財務省は長期金利がこれまでの想定より1%上がった場合、2033年度の国債の利払い費がさらに8.7兆円増えるとの試算を発表しました。
日銀がマイナス金利政策を解除し、長期的に金利には上昇圧力がかかることになります。
税収の増加も見込まれていますが、金利のある世界を前に予算の膨張を防ぐ取り組みが求められます。
詳しく解説していきます。
2024年度の利払い費は9.6兆円
財務相の諮問機関の財政制度等審議会が4日に分科会を開き、財務省が新たな試算を提示しました。
同省は政府の2024年度予算をもとにこの先3年の収入と支出の状況を示す試算をすでに公表しており、今回はその試算より金利が跳ね上がった場合を想定した試算しました。
国債費については元本の返済とともに、利息の支払い分を毎年度の予算に計上しています。
2024年度は予算総額112.5兆円に対し、利払い費は9.6兆円でした。
想定している金利は1.9%です。
金利は足元で0.7%台で推移しており、高めの設定となっています。
2033年度の利払い費は24.8兆円の予測
財務省のもともとの試算では金利の想定を2025年度に2.1%、26年度に2.3%、27年度に2.4%としていました。
2033年度の利払いにあてる金額は事務経費などを含めて24.8兆円と予測しています。
新たな試算はこの想定より金利が1%上振れすれば、追加で8.7兆円が必要になることを示しています。
8.7兆円という額は2024年度予算の主要な支出項目と比べると、防衛費の7.9兆円や公共事業費の6兆円を上回る規模です。
利上げ局面がくれば金利は上昇する
日銀の金融緩和によって金利はこれまで低く抑えられていました。
マイナス金利政策を解除しても、国債の買い入れをこれまでとおおむね同程度の金額で続ける方針を示しており、今のところは金利の上昇が抑えられています。
ただ、利上げ局面に移れば、長期金利への上昇圧力は高まります。
金利ある世界に戻ったとしても、利払いのための費用が一気に膨らむわけではないとみられています。
金利が上がっても、償還期限が到来した一定程度の金利がある国債との置き換えを進めるためです。
歳入不足はいったん減少する予測
財務省の新たな試算は名目の経済成長率を3%と高めに設定しており、税収の増加も見込んでいます。
財務省の過去の試算では、政府予算の支出総額から税収と臨時収入を差し引いた「歳入不足」が2024年度の35.4兆円から2025年度の32.4兆円にいったん減少すると予測しています。
その後は2027年度にかけて34.8兆円まで増える想定となっています。
金利のある世界では財政再建がより重要になる
高齢化や技術の高度化で医療・介護などにかかる社会保障費は大きく膨らむことが予想されています。

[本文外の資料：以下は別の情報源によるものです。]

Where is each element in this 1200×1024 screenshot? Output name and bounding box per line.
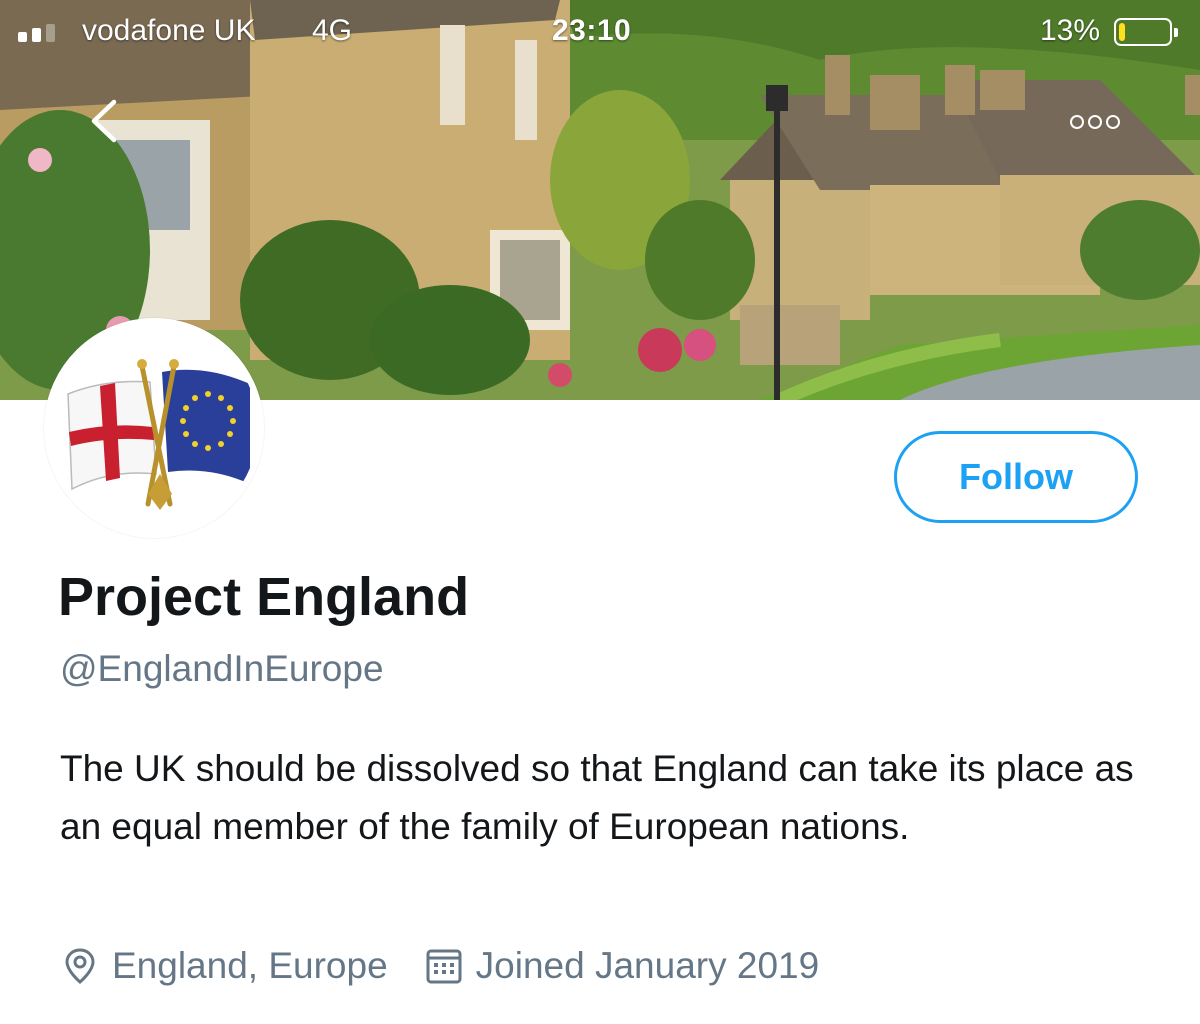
signal-strength-icon xyxy=(18,24,55,42)
profile-meta: England, Europe Joined January 2019 xyxy=(60,940,819,992)
battery-icon xyxy=(1114,18,1178,46)
status-time: 23:10 xyxy=(552,14,632,47)
profile-join-date: Joined January 2019 xyxy=(475,945,820,986)
battery-level-fill xyxy=(1119,23,1125,41)
calendar-icon xyxy=(426,949,462,984)
chevron-left-icon xyxy=(91,99,117,143)
more-options-button[interactable] xyxy=(1062,104,1128,140)
avatar[interactable] xyxy=(44,318,264,538)
profile-location: England, Europe xyxy=(112,945,388,986)
carrier-name: vodafone UK xyxy=(82,14,256,47)
follow-button[interactable]: Follow xyxy=(894,431,1138,523)
location-pin-icon xyxy=(65,948,95,984)
back-button[interactable] xyxy=(80,96,130,146)
profile-display-name: Project England xyxy=(58,567,470,627)
profile-handle: @EnglandInEurope xyxy=(60,648,384,689)
england-eu-crossed-flags-icon xyxy=(50,324,258,532)
profile-bio: The UK should be dissolved so that Engla… xyxy=(60,748,1134,847)
follow-button-label: Follow xyxy=(959,456,1073,497)
more-horizontal-icon xyxy=(1070,115,1084,129)
network-type: 4G xyxy=(312,14,353,47)
battery-percentage: 13% xyxy=(1040,14,1101,47)
status-bar: vodafone UK 4G 23:10 13% xyxy=(0,0,1200,62)
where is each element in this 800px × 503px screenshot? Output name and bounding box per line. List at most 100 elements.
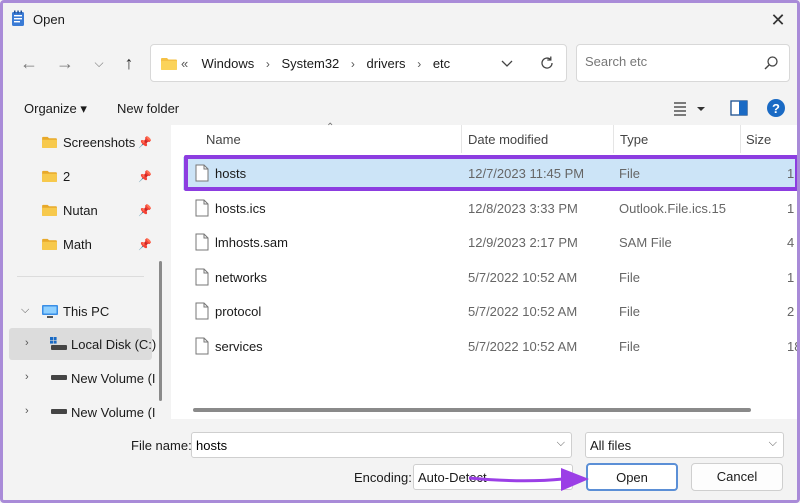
folder-icon — [161, 58, 177, 70]
view-options-icon[interactable] — [671, 98, 691, 118]
file-row-lmhosts-sam[interactable]: lmhosts.sam 12/9/2023 2:17 PM SAM File 4 — [183, 226, 795, 259]
drive-icon — [51, 409, 67, 414]
column-header-label: Type — [620, 132, 649, 147]
navigation-pane[interactable]: Screenshots 📌 2 📌 Nutan 📌 Math 📌 ⌵ This … — [3, 125, 166, 419]
file-name-combobox[interactable]: ⌵ — [191, 432, 572, 458]
open-button[interactable]: Open — [586, 463, 678, 491]
nav-item-new-volume-1[interactable]: › New Volume (I — [3, 362, 156, 394]
breadcrumb-drivers[interactable]: drivers — [367, 56, 406, 71]
pin-icon[interactable]: 📌 — [138, 204, 152, 217]
address-history-chevron-icon[interactable] — [499, 55, 515, 71]
encoding-select[interactable]: Auto-Detect — [413, 464, 573, 490]
column-header-label: Name — [206, 132, 241, 147]
nav-item-label: Local Disk (C:) — [71, 337, 157, 352]
file-name-input[interactable] — [196, 438, 536, 453]
file-icon — [195, 164, 209, 182]
file-name: protocol — [215, 304, 262, 319]
expand-chevron-right-icon[interactable]: › — [25, 405, 29, 417]
view-chevron-down-icon[interactable] — [695, 98, 707, 118]
file-size: 1 — [787, 166, 795, 181]
file-icon — [195, 337, 209, 355]
recent-locations-chevron-icon[interactable]: ⌵ — [87, 51, 111, 75]
breadcrumb-windows[interactable]: Windows — [201, 56, 254, 71]
expand-chevron-right-icon[interactable]: › — [25, 337, 29, 349]
chevron-down-icon[interactable]: ⌵ — [557, 437, 565, 450]
file-type: File — [619, 304, 640, 319]
up-arrow-icon[interactable]: ↑ — [117, 51, 141, 75]
file-list[interactable]: ⌃ Name Date modified Type Size hosts 12/… — [171, 122, 797, 419]
nav-item-label: Nutan — [63, 203, 98, 218]
search-icon[interactable] — [763, 55, 779, 71]
file-row-hosts-ics[interactable]: hosts.ics 12/8/2023 3:33 PM Outlook.File… — [183, 192, 795, 225]
pin-icon[interactable]: 📌 — [138, 238, 152, 251]
expand-chevron-down-icon[interactable]: ⌵ — [21, 304, 29, 317]
breadcrumb-separator-icon[interactable]: › — [417, 57, 421, 71]
title-bar: Open ✕ — [3, 3, 797, 37]
windows-drive-icon — [50, 337, 67, 350]
file-date: 5/7/2022 10:52 AM — [468, 270, 578, 285]
file-date: 12/8/2023 3:33 PM — [468, 201, 578, 216]
file-row-networks[interactable]: networks 5/7/2022 10:52 AM File 1 — [183, 261, 795, 294]
nav-item-this-pc[interactable]: ⌵ This PC — [3, 295, 153, 327]
nav-item-label: New Volume (I — [71, 405, 156, 419]
file-type: File — [619, 270, 640, 285]
file-size: 1 — [787, 201, 795, 216]
back-arrow-icon[interactable]: ← — [17, 51, 41, 75]
search-box[interactable] — [576, 44, 790, 82]
close-icon[interactable]: ✕ — [767, 9, 789, 31]
navigation-scrollbar[interactable] — [159, 261, 162, 401]
address-bar[interactable]: « Windows › System32 › drivers › etc — [150, 44, 567, 82]
horizontal-scrollbar[interactable] — [193, 408, 751, 412]
drive-icon — [51, 375, 67, 380]
file-row-protocol[interactable]: protocol 5/7/2022 10:52 AM File 2 — [183, 295, 795, 328]
chevron-down-icon[interactable]: ⌵ — [769, 437, 777, 450]
column-header-size[interactable]: Size — [741, 125, 797, 153]
breadcrumb-overflow[interactable]: « — [181, 56, 188, 71]
expand-chevron-right-icon[interactable]: › — [25, 371, 29, 383]
breadcrumb-separator-icon[interactable]: › — [351, 57, 355, 71]
nav-item-nutan[interactable]: Nutan 📌 — [3, 194, 153, 226]
nav-item-label: This PC — [63, 304, 110, 319]
nav-item-math[interactable]: Math 📌 — [3, 228, 153, 260]
pin-icon[interactable]: 📌 — [138, 170, 152, 183]
preview-pane-icon[interactable] — [729, 98, 749, 118]
nav-item-screenshots[interactable]: Screenshots 📌 — [3, 126, 153, 158]
window-title: Open — [33, 12, 65, 27]
file-type: SAM File — [619, 235, 672, 250]
organize-button[interactable]: Organize ▾ — [24, 101, 87, 117]
file-type-filter-select[interactable]: All files ⌵ — [585, 432, 784, 458]
folder-icon — [42, 170, 57, 182]
file-icon — [195, 268, 209, 286]
file-date: 12/7/2023 11:45 PM — [468, 166, 585, 181]
file-type: File — [619, 339, 640, 354]
file-size: 2 — [787, 304, 795, 319]
folder-icon — [42, 238, 57, 250]
notepad-icon — [12, 10, 24, 26]
file-row-hosts[interactable]: hosts 12/7/2023 11:45 PM File 1 — [183, 157, 795, 190]
forward-arrow-icon[interactable]: → — [53, 51, 77, 75]
file-row-services[interactable]: services 5/7/2022 10:52 AM File 18 — [183, 330, 797, 363]
nav-item-new-volume-2[interactable]: › New Volume (I — [3, 396, 156, 419]
file-date: 5/7/2022 10:52 AM — [468, 304, 578, 319]
search-input[interactable] — [585, 54, 755, 69]
nav-item-label: Math — [63, 237, 92, 252]
dialog-footer: File name: ⌵ All files ⌵ Encoding: Auto-… — [3, 421, 797, 500]
breadcrumb-etc[interactable]: etc — [433, 56, 450, 71]
file-name: services — [215, 339, 263, 354]
computer-icon — [42, 305, 58, 318]
file-name: lmhosts.sam — [215, 235, 288, 250]
cancel-button[interactable]: Cancel — [691, 463, 783, 491]
nav-item-2[interactable]: 2 📌 — [3, 160, 153, 192]
column-header-date[interactable]: Date modified — [462, 125, 612, 153]
pin-icon[interactable]: 📌 — [138, 136, 152, 149]
column-header-type[interactable]: Type — [614, 125, 739, 153]
nav-item-local-disk-c[interactable]: › Local Disk (C:) — [9, 328, 156, 360]
refresh-icon[interactable] — [538, 54, 556, 72]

自然災害や戦乱により、想定以上の支出になる可能性もあります。
金利上昇による利払い費の上振れも加われば、政府の予算はより自由度が失われてしまいます。
歳入不足が高水準で続けば、国債発行という借金をしながら借金を返していく悪循環を温存することになり、債務の膨張に歯止めがかからなくなります。
財政再建はこれまでのような金利がない世界でも遅れていました。
これからは再建により注力するべきでしょう。